Petruci siffla et des hommes apportèrent l'équipement de combat de Juliano. Celui-ci, se dirigea au même moment vers une bassine d’eau, passa le liquide froid sur son visage pour s’entretenir un minimum après toute la route qu’il avait faite. Il n’avait pas l’occasion de faire plus attention car il devrait bientôt repartir. Après avoir enlevé les habits de marchands qu’il portait, il s'équipa des sombres pièces d’armure. En mettant les les protections de cuir, il regarda Petruci.

— En parlant de Perissier, le chargement d’or que nous devait la princesse est-il arrivé chez nous ?

— Oui, votre père m’a envoyé une lettre le confirmant.

— Parfait maître Petruci, nous allons donc agir et montrer ce que valent les spadassins des duchés. La reine Anaïs veut des professionnels pour occuper les troupes de Léonard et nous allons les lui fournir. Il est l’heure de battre le rassemblement.

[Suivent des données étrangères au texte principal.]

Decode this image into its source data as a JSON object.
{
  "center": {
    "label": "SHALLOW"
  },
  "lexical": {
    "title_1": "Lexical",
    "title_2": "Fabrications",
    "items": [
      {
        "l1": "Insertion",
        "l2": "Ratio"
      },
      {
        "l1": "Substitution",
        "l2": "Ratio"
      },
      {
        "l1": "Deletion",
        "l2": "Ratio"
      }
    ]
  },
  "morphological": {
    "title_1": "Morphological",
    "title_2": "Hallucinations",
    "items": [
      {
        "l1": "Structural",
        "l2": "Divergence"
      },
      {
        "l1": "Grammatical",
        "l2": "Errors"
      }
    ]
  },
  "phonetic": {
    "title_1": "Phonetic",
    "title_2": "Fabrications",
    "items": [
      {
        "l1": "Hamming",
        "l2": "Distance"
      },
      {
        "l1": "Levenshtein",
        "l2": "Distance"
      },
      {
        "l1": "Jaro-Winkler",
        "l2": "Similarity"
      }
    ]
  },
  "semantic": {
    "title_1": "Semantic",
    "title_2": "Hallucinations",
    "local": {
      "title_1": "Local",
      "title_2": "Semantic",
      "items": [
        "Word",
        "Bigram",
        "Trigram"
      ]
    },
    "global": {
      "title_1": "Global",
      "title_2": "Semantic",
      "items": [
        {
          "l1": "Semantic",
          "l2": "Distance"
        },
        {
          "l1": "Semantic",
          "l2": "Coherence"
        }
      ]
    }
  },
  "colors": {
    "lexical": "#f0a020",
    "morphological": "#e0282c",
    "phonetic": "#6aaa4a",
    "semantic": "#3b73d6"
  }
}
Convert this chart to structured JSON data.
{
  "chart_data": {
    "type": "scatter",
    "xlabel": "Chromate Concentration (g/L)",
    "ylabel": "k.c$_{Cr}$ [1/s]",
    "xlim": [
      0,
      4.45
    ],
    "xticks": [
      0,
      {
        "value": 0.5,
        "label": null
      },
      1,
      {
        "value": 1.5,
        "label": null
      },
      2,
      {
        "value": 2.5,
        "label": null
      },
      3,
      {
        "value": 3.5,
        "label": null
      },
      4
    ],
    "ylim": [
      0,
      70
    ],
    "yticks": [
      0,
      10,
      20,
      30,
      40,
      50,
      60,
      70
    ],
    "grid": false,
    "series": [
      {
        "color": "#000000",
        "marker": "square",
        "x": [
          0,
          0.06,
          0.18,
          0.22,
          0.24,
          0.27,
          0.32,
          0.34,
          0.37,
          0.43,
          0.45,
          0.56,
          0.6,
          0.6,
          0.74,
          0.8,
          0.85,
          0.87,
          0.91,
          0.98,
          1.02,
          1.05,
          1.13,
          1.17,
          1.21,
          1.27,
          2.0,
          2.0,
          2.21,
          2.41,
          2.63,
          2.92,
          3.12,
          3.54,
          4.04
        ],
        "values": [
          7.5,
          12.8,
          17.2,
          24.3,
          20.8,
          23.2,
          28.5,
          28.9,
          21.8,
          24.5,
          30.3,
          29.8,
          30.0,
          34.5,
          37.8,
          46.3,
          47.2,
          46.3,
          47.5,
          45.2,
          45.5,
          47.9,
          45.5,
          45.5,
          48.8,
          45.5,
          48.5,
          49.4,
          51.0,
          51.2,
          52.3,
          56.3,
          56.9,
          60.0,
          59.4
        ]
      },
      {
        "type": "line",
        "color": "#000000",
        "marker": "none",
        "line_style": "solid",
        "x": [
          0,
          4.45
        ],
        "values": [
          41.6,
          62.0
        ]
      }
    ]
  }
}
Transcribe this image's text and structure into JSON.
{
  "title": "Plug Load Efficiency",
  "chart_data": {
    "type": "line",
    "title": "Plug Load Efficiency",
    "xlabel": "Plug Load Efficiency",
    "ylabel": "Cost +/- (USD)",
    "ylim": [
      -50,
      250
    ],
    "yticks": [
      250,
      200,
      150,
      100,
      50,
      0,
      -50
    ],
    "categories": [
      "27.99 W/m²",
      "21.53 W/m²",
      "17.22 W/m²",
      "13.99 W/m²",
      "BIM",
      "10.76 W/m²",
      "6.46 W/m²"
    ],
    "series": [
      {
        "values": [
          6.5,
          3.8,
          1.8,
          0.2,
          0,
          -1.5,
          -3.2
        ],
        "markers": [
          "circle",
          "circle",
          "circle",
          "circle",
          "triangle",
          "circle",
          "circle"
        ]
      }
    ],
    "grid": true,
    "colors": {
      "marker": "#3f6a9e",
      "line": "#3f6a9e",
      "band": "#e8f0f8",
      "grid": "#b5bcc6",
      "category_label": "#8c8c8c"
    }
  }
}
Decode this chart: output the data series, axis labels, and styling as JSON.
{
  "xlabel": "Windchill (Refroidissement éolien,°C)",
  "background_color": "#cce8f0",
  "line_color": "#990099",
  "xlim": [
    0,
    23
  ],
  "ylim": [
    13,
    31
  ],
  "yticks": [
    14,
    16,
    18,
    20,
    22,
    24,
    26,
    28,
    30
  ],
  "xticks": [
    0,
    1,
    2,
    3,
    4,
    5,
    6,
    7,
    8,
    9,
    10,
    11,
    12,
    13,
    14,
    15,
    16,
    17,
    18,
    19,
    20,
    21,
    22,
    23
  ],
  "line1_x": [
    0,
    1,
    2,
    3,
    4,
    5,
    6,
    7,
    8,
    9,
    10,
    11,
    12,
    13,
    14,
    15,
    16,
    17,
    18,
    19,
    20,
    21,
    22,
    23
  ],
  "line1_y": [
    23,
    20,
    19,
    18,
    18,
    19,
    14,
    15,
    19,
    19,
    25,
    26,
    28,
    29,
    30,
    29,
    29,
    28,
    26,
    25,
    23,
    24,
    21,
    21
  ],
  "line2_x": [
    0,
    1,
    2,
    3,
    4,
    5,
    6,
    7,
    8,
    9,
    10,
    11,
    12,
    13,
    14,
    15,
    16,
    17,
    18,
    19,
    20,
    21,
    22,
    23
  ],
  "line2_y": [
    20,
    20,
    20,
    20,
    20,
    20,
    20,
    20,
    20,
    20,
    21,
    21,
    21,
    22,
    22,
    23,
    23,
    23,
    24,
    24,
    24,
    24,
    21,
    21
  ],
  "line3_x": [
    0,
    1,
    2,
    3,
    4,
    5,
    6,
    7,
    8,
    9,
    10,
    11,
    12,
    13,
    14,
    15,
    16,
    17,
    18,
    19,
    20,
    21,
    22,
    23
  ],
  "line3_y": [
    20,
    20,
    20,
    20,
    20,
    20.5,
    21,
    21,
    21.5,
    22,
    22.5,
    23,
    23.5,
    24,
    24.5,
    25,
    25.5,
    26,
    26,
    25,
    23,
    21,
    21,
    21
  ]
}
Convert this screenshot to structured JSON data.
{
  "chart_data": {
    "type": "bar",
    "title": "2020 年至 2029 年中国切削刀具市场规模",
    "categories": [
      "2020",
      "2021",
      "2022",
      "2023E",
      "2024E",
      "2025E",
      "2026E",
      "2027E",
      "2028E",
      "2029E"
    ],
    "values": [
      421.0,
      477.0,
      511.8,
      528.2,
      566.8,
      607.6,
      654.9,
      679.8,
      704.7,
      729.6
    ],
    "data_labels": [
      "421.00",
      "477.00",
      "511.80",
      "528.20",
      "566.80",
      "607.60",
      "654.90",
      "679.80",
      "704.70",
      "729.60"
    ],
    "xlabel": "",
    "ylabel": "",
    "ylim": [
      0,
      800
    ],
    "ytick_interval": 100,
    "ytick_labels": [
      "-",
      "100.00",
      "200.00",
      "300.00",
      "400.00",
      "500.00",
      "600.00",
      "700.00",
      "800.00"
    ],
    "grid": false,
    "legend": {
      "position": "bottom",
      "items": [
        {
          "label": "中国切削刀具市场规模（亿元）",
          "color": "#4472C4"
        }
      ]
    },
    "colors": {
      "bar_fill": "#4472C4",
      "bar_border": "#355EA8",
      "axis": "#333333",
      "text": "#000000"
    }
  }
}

Maître Petruci fit un signe et l’un des hommes qui l’avaient accompagné, qui se tenait à distance des deux figures importantes, y fut réceptif. Tirant un cor, il souffla et, au bruit, le camp calme se changea en un instant. Les hommes voyant leur seigneur arrivé vinrent se rassembler. Juliano les observait . Ils étaient pour la plupart des guerriers rompus à l’art de la guerre.

— Bien messieurs, il est l’heure de gagner votre solde, nous allons montrer à ces nordiens ce que valent de vrais combattants.

Après les quelques mots de leur meneur, les hommes des lieux s’activèrent. Pliant tentes et affaires ils s’équipèrent de leurs armes. Se rassemblant, les hommes commençaient à former une colonne. Juliano ne voulait pas être découvert par les nordiens, pour cela il comptait voyager de nuit. Des éclaireurs étaient déjà partis en tête et reconnaissaient le chemin qu’allait prendre la colonne. Les hommes équipés et armés se mettaient de la suie sur les parties de peau dépassant de leur protection.

Petruci, qui se tenait à présent en tête du convoi au côté de Juliano, regarda la troupe derrière lui avant de prendre la parole.

— Bien les enfants, on a un travail à mener, en avant !

L’exultation des hommes se fit entendre et la colonne de combattants se mit en marche. Ils s’aventurèrent dans la nuit telles des ombres.